In English the term is “borderless”, prints without a discernable border. An easel is a convenience, not a necessity.

It used to be that enlargers were customarily equipped with a red safe-placement filter. You’d first compose and focus the image to overlap the edges of an upside-down scrap print of the same size paper you want to use.

Then, with the enlarger lamp on, you’d place the red safety filter under the lens so that a dim, red image was projected, remove the scrap sheet, and position the enlarging paper on the baseboard in the projected image where wanted and switch off the lamp.

Then you’d remove the safety filter and trigger the timer to expose the paper.

The red filter allows placing the paper without exposing it provided that it doesn’t stay in the red light for any significant time.

If you don’t have the safety filter, you can tape rulers to the baseboard along 2 adjacent edges of the focus/composing sheet and place the enlarging paper against those 2 positioning references under safelight, and then expose.
 
What Ian said.

You will want an easel - especially if you start printing different sizes (4x5, 4x6, 5x7, 6.75x10 etc.).

But you can certainly make do until you have one.

And paradoxically, an adjustable easel designed to give you borders works great for making borderless prints - just set it to create a spot that the paper drops into (that is how I print my postcards borderless).
 
Before I had an easel, I had some MDF cut out into different sizes which could then be placed on the baseboard.

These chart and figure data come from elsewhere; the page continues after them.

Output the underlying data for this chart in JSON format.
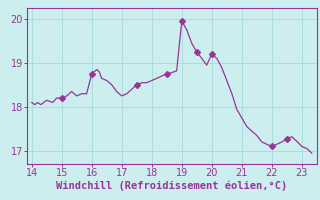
{
  "x": [
    14.0,
    14.1,
    14.2,
    14.3,
    14.5,
    14.7,
    14.83,
    15.0,
    15.17,
    15.33,
    15.5,
    15.67,
    15.83,
    16.0,
    16.17,
    16.25,
    16.33,
    16.5,
    16.67,
    16.83,
    17.0,
    17.17,
    17.33,
    17.5,
    17.67,
    17.83,
    18.0,
    18.17,
    18.33,
    18.5,
    18.67,
    18.83,
    19.0,
    19.17,
    19.33,
    19.5,
    19.67,
    19.83,
    20.0,
    20.17,
    20.33,
    20.5,
    20.67,
    20.83,
    21.0,
    21.17,
    21.33,
    21.5,
    21.67,
    21.83,
    22.0,
    22.17,
    22.33,
    22.5,
    22.67,
    22.83,
    23.0,
    23.17,
    23.33
  ],
  "y": [
    18.1,
    18.05,
    18.1,
    18.05,
    18.15,
    18.1,
    18.2,
    18.2,
    18.25,
    18.35,
    18.25,
    18.3,
    18.3,
    18.75,
    18.85,
    18.8,
    18.65,
    18.6,
    18.5,
    18.35,
    18.25,
    18.3,
    18.4,
    18.5,
    18.55,
    18.55,
    18.6,
    18.65,
    18.7,
    18.75,
    18.78,
    18.82,
    19.95,
    19.75,
    19.45,
    19.25,
    19.1,
    18.95,
    19.2,
    19.1,
    18.9,
    18.6,
    18.3,
    17.95,
    17.75,
    17.55,
    17.45,
    17.35,
    17.2,
    17.15,
    17.1,
    17.15,
    17.2,
    17.28,
    17.32,
    17.22,
    17.1,
    17.05,
    16.95
  ],
  "marker_x": [
    15.0,
    16.0,
    17.5,
    18.5,
    19.0,
    19.5,
    20.0,
    22.0,
    22.5
  ],
  "marker_y": [
    18.2,
    18.75,
    18.5,
    18.75,
    19.95,
    19.25,
    19.2,
    17.1,
    17.28
  ],
  "line_color": "#993399",
  "marker_color": "#993399",
  "bg_color": "#cceeee",
  "grid_color": "#aadddd",
  "axis_color": "#993399",
  "xlabel": "Windchill (Refroidissement éolien,°C)",
  "xlim": [
    13.85,
    23.5
  ],
  "ylim": [
    16.7,
    20.25
  ],
  "xticks": [
    14,
    15,
    16,
    17,
    18,
    19,
    20,
    21,
    22,
    23
  ],
  "yticks": [
    17,
    18,
    19,
    20
  ],
  "xlabel_fontsize": 7.5,
  "tick_fontsize": 7.0
}
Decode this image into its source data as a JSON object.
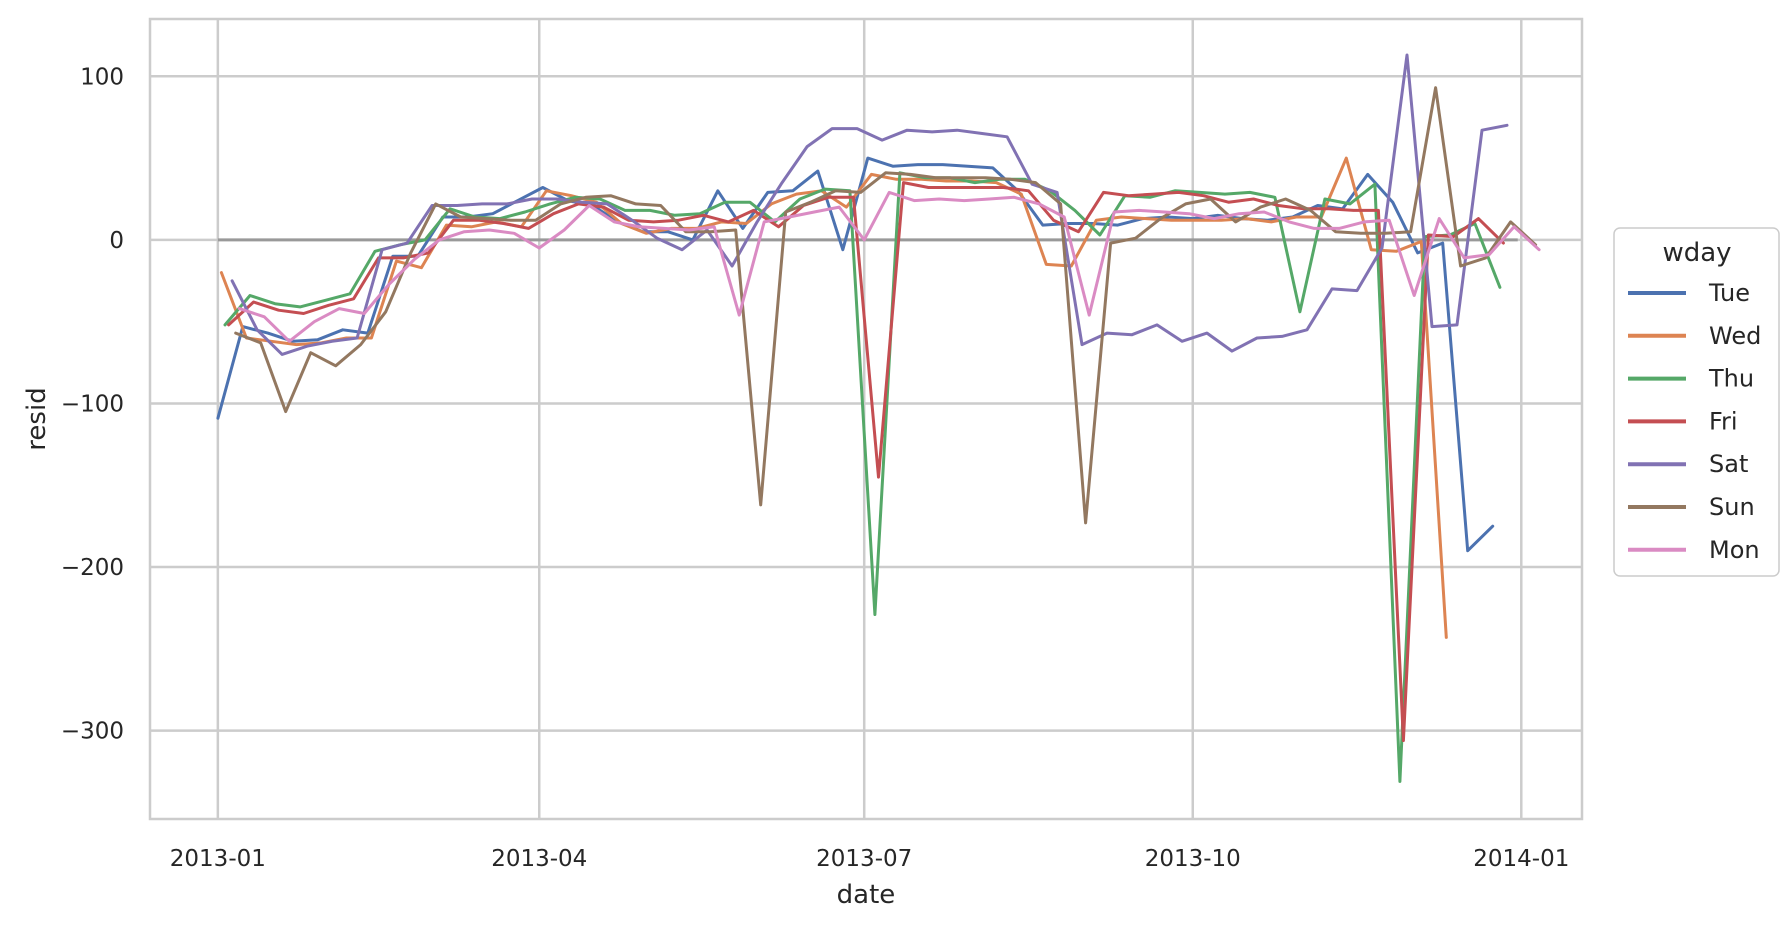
{
  "chart_data": {
    "type": "line",
    "xlabel": "date",
    "ylabel": "resid",
    "xlim": [
      "2012-12-13",
      "2014-01-18"
    ],
    "ylim": [
      -354,
      135
    ],
    "x_ticks": [
      {
        "date": "2013-01-01",
        "label": "2013-01"
      },
      {
        "date": "2013-04-01",
        "label": "2013-04"
      },
      {
        "date": "2013-07-01",
        "label": "2013-07"
      },
      {
        "date": "2013-10-01",
        "label": "2013-10"
      },
      {
        "date": "2014-01-01",
        "label": "2014-01"
      }
    ],
    "y_ticks": [
      {
        "value": 100,
        "label": "100"
      },
      {
        "value": 0,
        "label": "0"
      },
      {
        "value": -100,
        "label": "−100"
      },
      {
        "value": -200,
        "label": "−200"
      },
      {
        "value": -300,
        "label": "−300"
      }
    ],
    "grid": true,
    "reference_line": {
      "y": 0,
      "color": "#999999"
    },
    "legend": {
      "title": "wday",
      "placement": "right"
    },
    "series": [
      {
        "name": "Tue",
        "color": "#4c72b0",
        "start": "2013-01-01",
        "values": [
          -109,
          -53,
          -57,
          -62,
          -61,
          -55,
          -57,
          -10,
          -10,
          14,
          14,
          16,
          24,
          32,
          24,
          21,
          11,
          5,
          5,
          0,
          30,
          7,
          29,
          30,
          42,
          -6,
          50,
          45,
          46,
          46,
          45,
          44,
          30,
          9,
          10,
          10,
          9,
          13,
          14,
          13,
          15,
          13,
          12,
          14,
          21,
          19,
          40,
          23,
          -8,
          -2,
          -190,
          -175
        ]
      },
      {
        "name": "Wed",
        "color": "#dd8452",
        "start": "2013-01-02",
        "values": [
          -20,
          -60,
          -62,
          -64,
          -63,
          -60,
          -60,
          -13,
          -17,
          9,
          8,
          11,
          8,
          30,
          27,
          23,
          10,
          4,
          7,
          7,
          11,
          10,
          22,
          28,
          30,
          20,
          40,
          37,
          37,
          36,
          36,
          35,
          28,
          -15,
          -16,
          12,
          14,
          13,
          12,
          12,
          12,
          13,
          11,
          14,
          14,
          50,
          -6,
          -7,
          -1,
          -243
        ]
      },
      {
        "name": "Thu",
        "color": "#55a868",
        "start": "2013-01-03",
        "values": [
          -52,
          -34,
          -39,
          -41,
          -37,
          -33,
          -7,
          -3,
          0,
          19,
          14,
          13,
          17,
          22,
          26,
          25,
          18,
          18,
          15,
          16,
          23,
          23,
          11,
          25,
          31,
          30,
          -229,
          41,
          38,
          38,
          35,
          37,
          37,
          30,
          18,
          3,
          27,
          26,
          30,
          29,
          28,
          29,
          26,
          -44,
          25,
          22,
          34,
          -331,
          2,
          3,
          10,
          -29
        ]
      },
      {
        "name": "Fri",
        "color": "#c44e52",
        "start": "2013-01-04",
        "values": [
          -52,
          -38,
          -43,
          -45,
          -40,
          -36,
          -11,
          -11,
          -8,
          12,
          12,
          10,
          7,
          16,
          22,
          20,
          12,
          11,
          12,
          15,
          11,
          18,
          8,
          21,
          26,
          26,
          -145,
          35,
          32,
          32,
          32,
          32,
          30,
          12,
          5,
          29,
          27,
          28,
          29,
          27,
          23,
          25,
          21,
          19,
          19,
          18,
          18,
          -306,
          3,
          2,
          13,
          -2
        ]
      },
      {
        "name": "Sat",
        "color": "#8172b3",
        "start": "2013-01-05",
        "values": [
          -25,
          -55,
          -70,
          -65,
          -62,
          -60,
          -6,
          -2,
          21,
          21,
          22,
          22,
          25,
          25,
          23,
          22,
          12,
          1,
          -6,
          6,
          -16,
          11,
          35,
          57,
          68,
          68,
          61,
          67,
          66,
          67,
          65,
          63,
          34,
          29,
          -64,
          -57,
          -58,
          -52,
          -62,
          -57,
          -68,
          -60,
          -59,
          -55,
          -30,
          -31,
          -5,
          113,
          -53,
          -52,
          67,
          70
        ]
      },
      {
        "name": "Sun",
        "color": "#937860",
        "start": "2013-01-06",
        "values": [
          -57,
          -63,
          -105,
          -69,
          -77,
          -64,
          -44,
          -8,
          22,
          14,
          13,
          12,
          12,
          22,
          26,
          27,
          22,
          21,
          5,
          5,
          6,
          -162,
          17,
          23,
          30,
          29,
          41,
          40,
          38,
          38,
          38,
          37,
          35,
          22,
          -173,
          -2,
          1,
          13,
          22,
          25,
          11,
          20,
          25,
          18,
          5,
          4,
          4,
          5,
          93,
          -16,
          -11,
          11,
          -3
        ]
      },
      {
        "name": "Mon",
        "color": "#da8bc3",
        "start": "2013-01-07",
        "values": [
          -42,
          -47,
          -62,
          -50,
          -42,
          -45,
          -27,
          -12,
          0,
          5,
          6,
          4,
          -5,
          6,
          21,
          11,
          8,
          7,
          6,
          8,
          -46,
          11,
          14,
          17,
          20,
          0,
          29,
          24,
          25,
          24,
          25,
          26,
          22,
          14,
          -46,
          17,
          18,
          17,
          16,
          13,
          16,
          17,
          11,
          7,
          7,
          11,
          12,
          -34,
          13,
          -11,
          -9,
          8,
          -6
        ]
      }
    ]
  }
}
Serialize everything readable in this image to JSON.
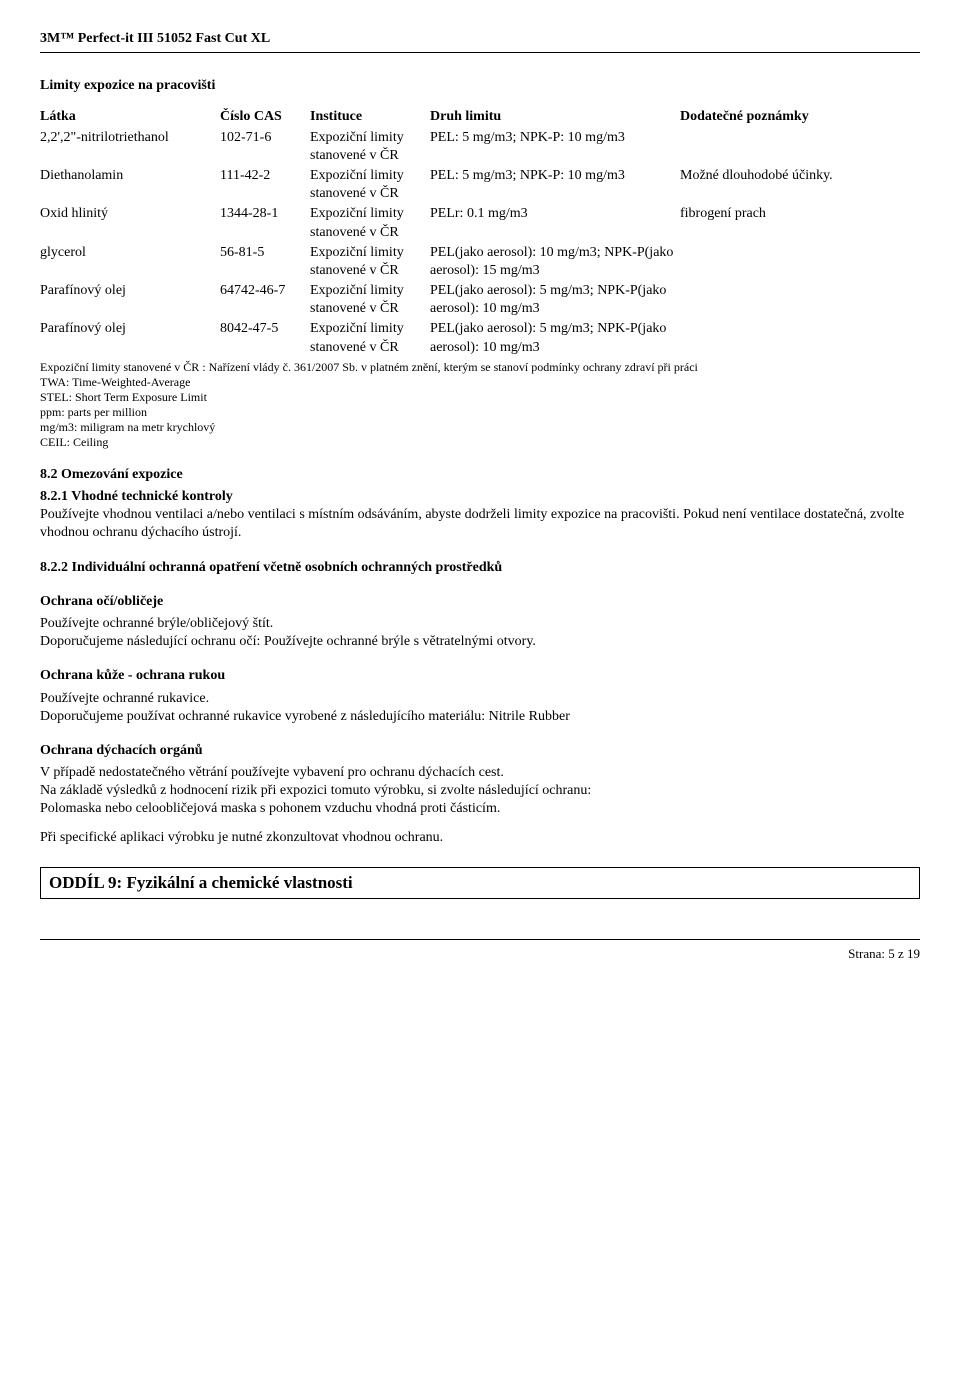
{
  "header": {
    "product": "3M™ Perfect-it III 51052 Fast Cut XL"
  },
  "limits": {
    "title": "Limity expozice na pracovišti",
    "columns": {
      "substance": "Látka",
      "cas": "Číslo CAS",
      "institution": "Instituce",
      "limit_type": "Druh limitu",
      "notes": "Dodatečné poznámky"
    },
    "rows": [
      {
        "substance": "2,2',2\"-nitrilotriethanol",
        "cas": "102-71-6",
        "institution": "Expoziční limity stanovené v ČR",
        "limit": "PEL: 5 mg/m3; NPK-P: 10 mg/m3",
        "notes": ""
      },
      {
        "substance": "Diethanolamin",
        "cas": "111-42-2",
        "institution": "Expoziční limity stanovené v ČR",
        "limit": "PEL: 5 mg/m3; NPK-P: 10 mg/m3",
        "notes": "Možné dlouhodobé účinky."
      },
      {
        "substance": "Oxid hlinitý",
        "cas": "1344-28-1",
        "institution": "Expoziční limity stanovené v ČR",
        "limit": "PELr: 0.1 mg/m3",
        "notes": "fibrogení prach"
      },
      {
        "substance": "glycerol",
        "cas": "56-81-5",
        "institution": "Expoziční limity stanovené v ČR",
        "limit": "PEL(jako aerosol): 10 mg/m3; NPK-P(jako aerosol): 15 mg/m3",
        "notes": ""
      },
      {
        "substance": "Parafínový olej",
        "cas": "64742-46-7",
        "institution": "Expoziční limity stanovené v ČR",
        "limit": "PEL(jako aerosol): 5 mg/m3; NPK-P(jako aerosol): 10 mg/m3",
        "notes": ""
      },
      {
        "substance": "Parafínový olej",
        "cas": "8042-47-5",
        "institution": "Expoziční limity stanovené v ČR",
        "limit": "PEL(jako aerosol): 5 mg/m3; NPK-P(jako aerosol): 10 mg/m3",
        "notes": ""
      }
    ],
    "footnote_lines": [
      "Expoziční limity stanovené v ČR : Nařízení vlády č. 361/2007 Sb. v platném znění, kterým se stanoví podmínky ochrany zdraví při práci",
      "TWA: Time-Weighted-Average",
      "STEL: Short Term Exposure Limit",
      "ppm: parts per million",
      "mg/m3: miligram na metr krychlový",
      "CEIL: Ceiling"
    ]
  },
  "s82": {
    "title": "8.2 Omezování expozice",
    "s821_title": "8.2.1 Vhodné technické kontroly",
    "s821_body": "Používejte vhodnou ventilaci a/nebo ventilaci s místním odsáváním, abyste dodrželi limity expozice na pracovišti. Pokud není ventilace dostatečná, zvolte vhodnou ochranu dýchacího ústrojí.",
    "s822_title": "8.2.2 Individuální ochranná opatření včetně osobních ochranných prostředků",
    "eye_title": "Ochrana očí/obličeje",
    "eye_line1": "Používejte ochranné brýle/obličejový štít.",
    "eye_line2": "Doporučujeme následující ochranu očí: Používejte ochranné brýle s větratelnými otvory.",
    "skin_title": "Ochrana kůže - ochrana rukou",
    "skin_line1": "Používejte ochranné rukavice.",
    "skin_line2": "Doporučujeme používat ochranné rukavice vyrobené z následujícího materiálu: Nitrile Rubber",
    "resp_title": "Ochrana dýchacích orgánů",
    "resp_line1": "V případě nedostatečného větrání používejte vybavení pro ochranu dýchacích cest.",
    "resp_line2": "Na základě výsledků z hodnocení rizik při expozici tomuto výrobku, si zvolte následující ochranu:",
    "resp_line3": "Polomaska nebo celoobličejová maska s pohonem vzduchu vhodná proti částicím.",
    "resp_line4": "Při specifické aplikaci výrobku je nutné zkonzultovat vhodnou ochranu."
  },
  "oddil9": {
    "title": "ODDÍL 9: Fyzikální a chemické vlastnosti"
  },
  "footer": {
    "page": "Strana: 5 z   19"
  }
}
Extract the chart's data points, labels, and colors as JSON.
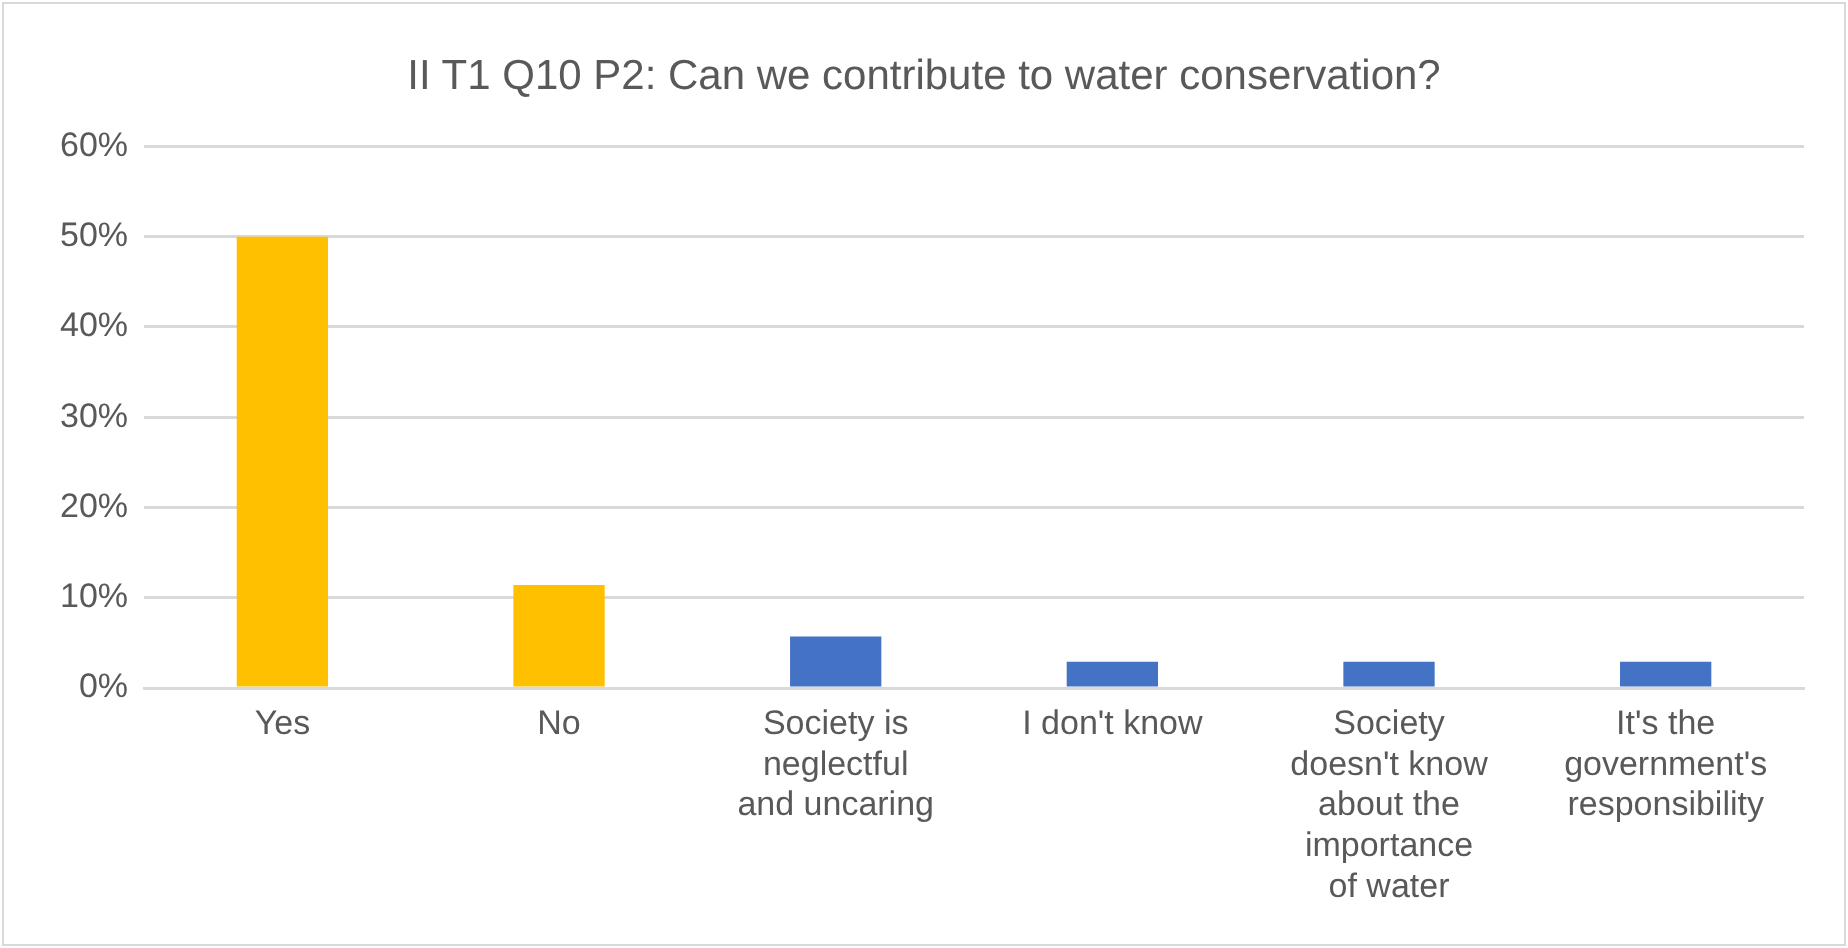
{
  "chart_data": {
    "type": "bar",
    "title": "II T1 Q10 P2: Can we contribute to water conservation?",
    "categories": [
      "Yes",
      "No",
      "Society is neglectful and uncaring",
      "I don't know",
      "Society doesn't know about the importance of water",
      "It's the government's responsibility"
    ],
    "values": [
      50,
      11.4,
      5.7,
      2.9,
      2.9,
      2.9
    ],
    "colors": [
      "#ffc000",
      "#ffc000",
      "#4472c4",
      "#4472c4",
      "#4472c4",
      "#4472c4"
    ],
    "ylim": [
      0,
      60
    ],
    "yticks": [
      {
        "value": 0,
        "label": "0%"
      },
      {
        "value": 10,
        "label": "10%"
      },
      {
        "value": 20,
        "label": "20%"
      },
      {
        "value": 30,
        "label": "30%"
      },
      {
        "value": 40,
        "label": "40%"
      },
      {
        "value": 50,
        "label": "50%"
      },
      {
        "value": 60,
        "label": "60%"
      }
    ],
    "grid": "y",
    "legend": false
  }
}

So you could get a MDF board cut at 8x10 and then move it around the baseboard to fit the image you want, then turn the light off, align the paper to the board by feeling the edges of it and expose.

I hope that makes sense.
 
The biggest problem as I see it is the handling of the paper, both during the developing and after. If you don't have a border, you'll always be grabbing the pictorial parts, subjecting it to possible damage.

If you want borderless, I would work with a slight white border and would trim it away afterwards.
 
Oh yeah, I did not really think about that.
 
I may pick 24x30 easel...
 
I may pick 24x30 easel...

I'm assuming you are referring to centimetres when you say that :smile:

EDIT: an 8"x10"/24cm x 30cm 2 blade easel in reasonable shape should be fine to start with. Keep your eyes open for an 11" x 14" 4 blade easel - they are definitely worth looking for.
 
I picked 30x40cm easel for EUR 20. I hope this is sufficient to the prints upto 9"x12". Thank you all.